The president’s efforts are a clear affront to the Fed’s long-held and critically important independence from the political process. A key pillar of a well-functioning market economy is an independent central bank. This was learned the hard way over the decades as central banks captured by politics inevitably lose the trust of investors, businesses and households. Currencies are debased, inflation becomes unmanageable, and market interest rates rise.

Ironically, the president’s Fed bashing will, if anything, mean higher mortgage rates and lending rates for businesses. The Fed manages short-term interest rates but has little control over long-term rates, which are determined in the global bond market. If the Fed failed to raise short-term rates for political reasons, bond investors would sniff this out quickly and drive up long-term rates, as they would know that the value of their bonds would be undermined by the Fed’s actions.

None of this is to say that the Fed shouldn’t be accountable to the American people. To this end, the Fed has become increasingly transparent over the years on how it arrives at its interest rate decisions. Policymakers now have a clearly articulated framework and set of criteria for making policy. They explain their thinking in a formal statement at each FOMC meeting, and Chairman Powell recently began holding a news conference after each meeting to respond to journalists‘ questions. The Fed chairman also goes before Congress on a regular basis to hear legislators’ views on policy and take their questions.

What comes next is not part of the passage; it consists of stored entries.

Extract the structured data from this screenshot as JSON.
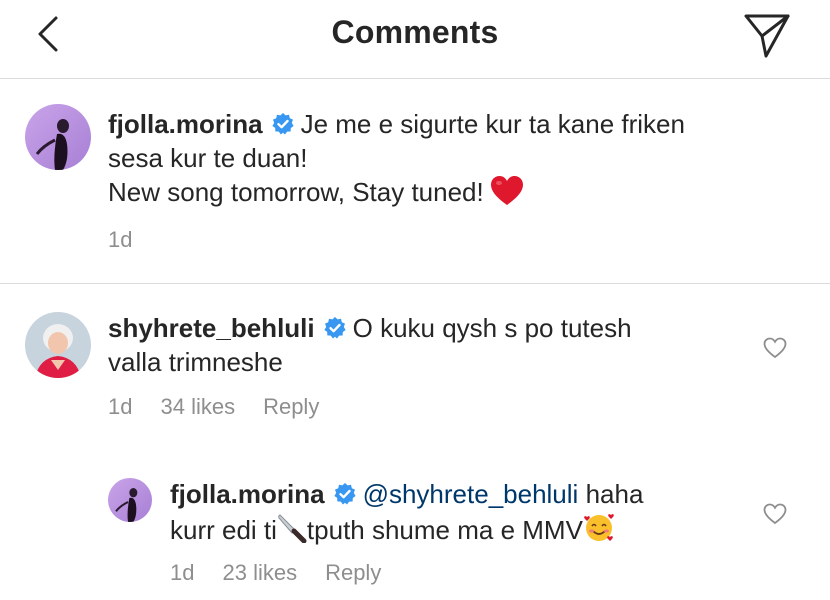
{
  "header": {
    "title": "Comments"
  },
  "caption": {
    "username": "fjolla.morina",
    "line1": "Je me e sigurte kur ta kane friken",
    "line2": "sesa kur te duan!",
    "line3": "New song tomorrow, Stay tuned!",
    "time": "1d"
  },
  "comments": [
    {
      "username": "shyhrete_behluli",
      "line1": "O kuku qysh s po tutesh",
      "line2": "valla trimneshe",
      "time": "1d",
      "likes": "34 likes",
      "reply": "Reply"
    },
    {
      "username": "fjolla.morina",
      "mention": "@shyhrete_behluli",
      "line1_rest": "haha",
      "line2_a": "kurr edi ti",
      "line2_b": "tputh shume ma e MMV",
      "time": "1d",
      "likes": "23 likes",
      "reply": "Reply"
    }
  ],
  "icons": {
    "back": "chevron-left-icon",
    "share": "paper-plane-icon",
    "verified": "verified-badge-icon",
    "heart": "heart-outline-icon",
    "red_heart_emoji": "red-heart-emoji",
    "knife_emoji": "knife-emoji",
    "smiling_hearts_emoji": "smiling-face-with-hearts-emoji"
  },
  "colors": {
    "text": "#262626",
    "meta": "#8e8e8e",
    "divider": "#dbdbdb",
    "verified": "#3897f0",
    "heart": "#e0182d"
  }
}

The Fed’s decisions are also fair game for investors, economists and anyone else with a view on the conduct of monetary policy. Indeed, the Fed has recently been hit hard by progressive critics arguing that it has raised rates too early and too often since the financial crisis. They argue that the Fed has consistently underestimated the amount of slack in the economy — that there are more underemployed people than the Fed thinks — and that it is thus overly worried about inflation picking up. Regardless of one’s view on this policy issue, it is a good debate to have by those who can’t bend the Fed to their political will, and therapeutic for the Fed to hear.

My view is that the Fed’s current interest rate policy is spot on. After accounting for unemployment, inflation and expectations about future inflation, the stock market and other financial conditions, and how the economy is performing globally — all of the criteria the Fed says it considers when setting monetary policy — short-term rates are precisely where they should be.

There thus appears to be no evidence that Trump’s vitriol against the Fed has had an impact on its decision-making, and it is very unlikely to, because the principle of central bank independence from politics is deeply ingrained in the Fed’s culture. But the president is working hard to change this, and his actions bear close watching.